Consider this example:
#include <iostream>
#include <atomic>
#include <thread>
struct SpinLock{
std::atomic<bool> state;
void lock(){
bool expected = false;
while(!state.compare_exchange_strong(expected,true,std::memory_order::acquire,std::memory_order::relaxed)){
expected = false;
}
}
void unlock(){
state.store(false,std::memory_order::release);
}
};
int main(){
auto spin_lock = SpinLock{false};
int i = 0;
std::thread t1([&](){
std::this_thread::sleep_for(std::chrono::seconds(1));
spin_lock.lock();
auto time_stamp = std::time(nullptr);
std::cout<<"t1 " <<time_stamp <<" "<< i<<"\n"; // #1
spin_lock.unlock();
});
std::thread t2([&](){
spin_lock.lock();
i = 1;
auto time_stamp = std::time(nullptr);
std::cout<<"t2 " <<time_stamp<<" "<< i<<"\n"; // #2
spin_lock.unlock();
});
t1.join();
t2.join();
}
From the perspective of C++ standard, Is it possible that #1
prints i==0
and a timestamp value representing a later time while #2
prints i==1
and a timestamp value representing an earlier time?
If the value of i
#1
reads is 0
, that is, the store operations to state
in t1
is earlier in the modification order than that of t2(i.e. the CAS operation in t1
wins the race so it firstly acquires the lock), otherwise the read value must be 1
since the lock
in t1
would synchronize with the unlock
in t2. The modification order is irrelevant to the order in the timeline, IIUC, the outcome is
t1 1729172229 0
t2 1729172228 1
this outcome is unintuitive, however, from the perspective of C++ standard, is it a possible outcome?

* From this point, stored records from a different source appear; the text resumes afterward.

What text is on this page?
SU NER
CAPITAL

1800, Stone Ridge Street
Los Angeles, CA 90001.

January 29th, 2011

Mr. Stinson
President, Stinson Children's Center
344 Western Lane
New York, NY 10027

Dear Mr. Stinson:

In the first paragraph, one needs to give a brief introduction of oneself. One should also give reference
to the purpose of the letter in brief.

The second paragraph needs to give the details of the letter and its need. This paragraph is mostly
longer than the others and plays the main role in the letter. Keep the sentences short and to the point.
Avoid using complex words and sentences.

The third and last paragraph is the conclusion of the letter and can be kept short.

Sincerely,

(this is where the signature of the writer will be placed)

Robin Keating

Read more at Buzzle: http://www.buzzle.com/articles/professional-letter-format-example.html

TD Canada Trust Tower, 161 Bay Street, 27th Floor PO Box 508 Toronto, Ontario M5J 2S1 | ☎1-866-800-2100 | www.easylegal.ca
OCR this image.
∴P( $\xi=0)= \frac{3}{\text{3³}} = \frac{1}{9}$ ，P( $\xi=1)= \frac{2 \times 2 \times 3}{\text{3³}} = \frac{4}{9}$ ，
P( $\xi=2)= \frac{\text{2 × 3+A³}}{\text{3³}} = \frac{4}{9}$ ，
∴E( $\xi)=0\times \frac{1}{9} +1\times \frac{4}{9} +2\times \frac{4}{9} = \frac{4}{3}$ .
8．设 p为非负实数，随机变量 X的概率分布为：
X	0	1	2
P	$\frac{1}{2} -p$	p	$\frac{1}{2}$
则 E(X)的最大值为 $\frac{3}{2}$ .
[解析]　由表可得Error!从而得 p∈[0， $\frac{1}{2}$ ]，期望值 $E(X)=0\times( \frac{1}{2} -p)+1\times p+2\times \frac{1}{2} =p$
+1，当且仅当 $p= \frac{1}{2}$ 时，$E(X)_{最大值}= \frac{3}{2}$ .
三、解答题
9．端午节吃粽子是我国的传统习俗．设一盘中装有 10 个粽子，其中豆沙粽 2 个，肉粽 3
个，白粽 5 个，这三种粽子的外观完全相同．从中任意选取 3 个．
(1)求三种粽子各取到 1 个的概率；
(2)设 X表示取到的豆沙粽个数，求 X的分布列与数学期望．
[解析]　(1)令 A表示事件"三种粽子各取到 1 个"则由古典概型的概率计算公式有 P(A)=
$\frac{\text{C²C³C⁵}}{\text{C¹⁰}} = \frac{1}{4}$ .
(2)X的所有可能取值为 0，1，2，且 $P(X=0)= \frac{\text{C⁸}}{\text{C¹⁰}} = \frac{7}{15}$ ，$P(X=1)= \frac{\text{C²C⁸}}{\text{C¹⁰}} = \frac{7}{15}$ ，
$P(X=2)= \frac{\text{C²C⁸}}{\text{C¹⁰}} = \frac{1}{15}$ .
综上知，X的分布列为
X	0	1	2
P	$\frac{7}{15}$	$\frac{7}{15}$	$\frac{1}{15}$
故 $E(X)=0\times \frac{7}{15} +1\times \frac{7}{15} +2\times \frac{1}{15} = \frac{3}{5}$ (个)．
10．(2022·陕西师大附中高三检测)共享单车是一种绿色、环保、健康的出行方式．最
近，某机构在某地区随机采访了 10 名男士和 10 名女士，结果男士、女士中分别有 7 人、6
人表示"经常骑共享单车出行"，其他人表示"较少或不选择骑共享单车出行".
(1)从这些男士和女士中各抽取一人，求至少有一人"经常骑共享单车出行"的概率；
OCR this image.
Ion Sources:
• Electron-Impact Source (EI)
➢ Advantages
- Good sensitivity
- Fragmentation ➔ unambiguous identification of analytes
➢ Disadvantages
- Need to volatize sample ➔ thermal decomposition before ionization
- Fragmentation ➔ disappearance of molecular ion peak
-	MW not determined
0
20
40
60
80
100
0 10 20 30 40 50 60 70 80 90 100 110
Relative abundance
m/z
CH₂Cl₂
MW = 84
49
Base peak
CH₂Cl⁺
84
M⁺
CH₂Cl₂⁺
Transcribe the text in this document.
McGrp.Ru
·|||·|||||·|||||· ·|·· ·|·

The C++ standard doesn't forbid this for std::time
. In fact it doesn't say much of anything about how std::time
behaves, but defers to the C standard, which doesn't address this issue; so we have to presume it is allowed.
However, it does forbid it for std::chrono::steady_clock
or any other clock type C
for which C::is_steady == true
. See time.clock.req p2:
In Table 103
C1
andC2
denote clock types.t1
andt2
are values returned byC1::now()
where the call returningt1
happens before ([intro.multithread]) the call returningt2
and both of these calls occur beforeC1::time_point::max()
. [...][In Table 103]
C1::is_steady
|const bool
|true
ift1 <= t2
is always true and the time between clock ticks is constant, otherwise false.
Your spin lock has proper acquire-release ordering, such that unlock synchronizes with lock, and one critical section happens before the other. So if you replaced std::time()
with std::chrono::steady_clock::now()
, then if t1 observes i == 0
, we can conclude that the critical section in t1 happens before the one in t2, and thus the time printed in t1 must be no greater than the time printed in t2. (They could of course be equal.)